Im Industriegeschäft machte sich die gute Lage in profitablen Sparten wie der Medizintechnik bemerkbar, aber auch in der Sparte mit Energieerzeugung. In dieser machen bestehende Grossaufträge in Ägypten nach wie vor die Nachfrageschwäche bei Kunden aus der Öl- und Gasindustrie wett. Das operative Ergebnis kletterte im Jahresvergleich unerwartet deutlich um ein Fünftel auf 2,19 Milliarden Euro, die Marge auf 10,8 Prozent. Schwächer schnitt erneut die derzeit im Umbau befindliche Sparte mit grossen Antrieben und der Produktionsautomatisierung ab. Hier streicht Siemens weltweit rund 2500 Stellen, 2000 davon in Deutschland. In der Energietechnik und der Zugsparte musste Siemens Rückgänge beim Auftragseingang einstecken.

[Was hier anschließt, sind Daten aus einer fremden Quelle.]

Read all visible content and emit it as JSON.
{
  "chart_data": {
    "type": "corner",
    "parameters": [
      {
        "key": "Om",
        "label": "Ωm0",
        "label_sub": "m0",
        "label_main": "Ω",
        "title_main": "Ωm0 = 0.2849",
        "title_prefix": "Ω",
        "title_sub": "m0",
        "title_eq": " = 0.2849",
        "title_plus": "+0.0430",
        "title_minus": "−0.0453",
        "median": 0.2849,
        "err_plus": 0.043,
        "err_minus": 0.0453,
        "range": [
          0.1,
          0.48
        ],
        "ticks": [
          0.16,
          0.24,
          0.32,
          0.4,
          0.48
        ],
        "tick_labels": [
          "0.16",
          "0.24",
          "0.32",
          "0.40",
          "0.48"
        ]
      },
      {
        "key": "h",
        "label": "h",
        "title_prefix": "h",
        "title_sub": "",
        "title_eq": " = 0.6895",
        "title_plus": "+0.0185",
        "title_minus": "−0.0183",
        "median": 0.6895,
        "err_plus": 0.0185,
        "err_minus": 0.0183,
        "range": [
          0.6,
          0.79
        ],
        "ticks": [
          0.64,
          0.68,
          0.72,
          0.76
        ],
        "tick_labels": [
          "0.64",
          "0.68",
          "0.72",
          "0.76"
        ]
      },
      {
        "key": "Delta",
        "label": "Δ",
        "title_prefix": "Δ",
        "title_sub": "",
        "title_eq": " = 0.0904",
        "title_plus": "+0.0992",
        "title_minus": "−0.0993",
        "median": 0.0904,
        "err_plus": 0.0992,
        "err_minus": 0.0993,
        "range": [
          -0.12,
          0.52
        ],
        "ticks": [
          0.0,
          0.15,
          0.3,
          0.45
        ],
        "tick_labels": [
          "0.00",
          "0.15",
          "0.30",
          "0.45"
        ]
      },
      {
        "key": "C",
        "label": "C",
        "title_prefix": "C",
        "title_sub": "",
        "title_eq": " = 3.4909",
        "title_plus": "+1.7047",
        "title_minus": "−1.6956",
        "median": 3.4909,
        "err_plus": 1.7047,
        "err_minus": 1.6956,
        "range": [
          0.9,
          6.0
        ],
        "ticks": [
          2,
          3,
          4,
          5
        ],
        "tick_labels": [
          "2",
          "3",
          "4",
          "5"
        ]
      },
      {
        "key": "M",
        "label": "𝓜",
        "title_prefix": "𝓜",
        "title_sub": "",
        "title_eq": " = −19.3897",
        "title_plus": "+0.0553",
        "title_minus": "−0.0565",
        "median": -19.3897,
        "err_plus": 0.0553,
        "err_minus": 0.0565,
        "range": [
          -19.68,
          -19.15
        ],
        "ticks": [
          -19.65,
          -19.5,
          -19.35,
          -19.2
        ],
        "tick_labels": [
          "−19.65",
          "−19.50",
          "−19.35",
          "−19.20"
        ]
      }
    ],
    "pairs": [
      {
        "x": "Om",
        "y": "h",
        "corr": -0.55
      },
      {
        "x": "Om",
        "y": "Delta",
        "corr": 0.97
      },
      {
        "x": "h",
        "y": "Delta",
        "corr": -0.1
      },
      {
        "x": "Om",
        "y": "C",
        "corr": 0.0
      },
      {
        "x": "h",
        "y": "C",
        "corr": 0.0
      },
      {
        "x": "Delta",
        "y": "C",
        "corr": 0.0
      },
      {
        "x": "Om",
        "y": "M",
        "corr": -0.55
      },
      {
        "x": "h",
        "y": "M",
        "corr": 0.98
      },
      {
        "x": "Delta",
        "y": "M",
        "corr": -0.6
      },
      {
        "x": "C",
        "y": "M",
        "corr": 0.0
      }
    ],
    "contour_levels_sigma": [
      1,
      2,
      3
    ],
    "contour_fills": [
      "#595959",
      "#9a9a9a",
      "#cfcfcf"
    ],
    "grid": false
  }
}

ZUWÄCHSE BEI UMSATZ UND AUFTRAGSEINGANG

Der Umsatz kletterte konzernweit im Vergleich mit dem Vorjahreszeitraum um 5 Prozent auf 19,80 Milliarden Euro, der Auftragsbestand wuchs um 6 Prozent auf 21,06 Milliarden Euro. Ohne Währungseffekte wären die Zuwächse noch grösser gewesen. Insbesondere in der Windkraft hatte Siemens in den Monaten von April bis Juni viele neue Aufträge eingesammelt. Mit 2,73 Milliarden Euro gingen fast viermal so viele Bestellungen ein wie ein Jahr zuvor. Siemens schliesst sein Windgeschäft derzeit mit dem des spanischen Gamesa-Konzerns zusammen und wird damit Weltmarktführer.

Unter dem Strich ging der Konzerngewinn nach Minderheiten um 2,1 Prozent auf 1,33 Milliarden Euro zurück, weil höhere Zinsaufwendungen und Steuern anfielen. Unter anderem belastete eine Rückbauverpflichtung für ein Atommülllager in Hanau per saldo mit rund 210 Millionen Euro, sagte Finanzchef Ralf Thomas. Wegen der niedrigen Zinsen muss der Konzern mit höheren Aufwendungen kalkulieren.

VORSICHT BLEIBT

Thomas ist auch im operativen Geschäft und bei den angestrebten Einsparungen optimistisch. Er könne sich vorstellen, auch am Ende des Geschäftsjahres in der oberen Hälfte des Prognosebandes von 10 bis 11 Prozent operativer Marge beim Industriegeschäft zu landen, sagte er. Nach den ersten neun Monaten des Geschäftsjahrs (Ende September) lag die Marke bei 10,7 Prozent. Die Margenprognose hatte das Management bei einer Spanne von 10 bis 11 Prozent belassen. Aus früherer Erfahrung sei er vorsichtig geworden, sagte Thomas. Schliesslich habe Siemens auch kurzzyklische, konjunkturanfällige Geschäfte, bei denen es relativ rasch zu Verschlechterungen kommen könne.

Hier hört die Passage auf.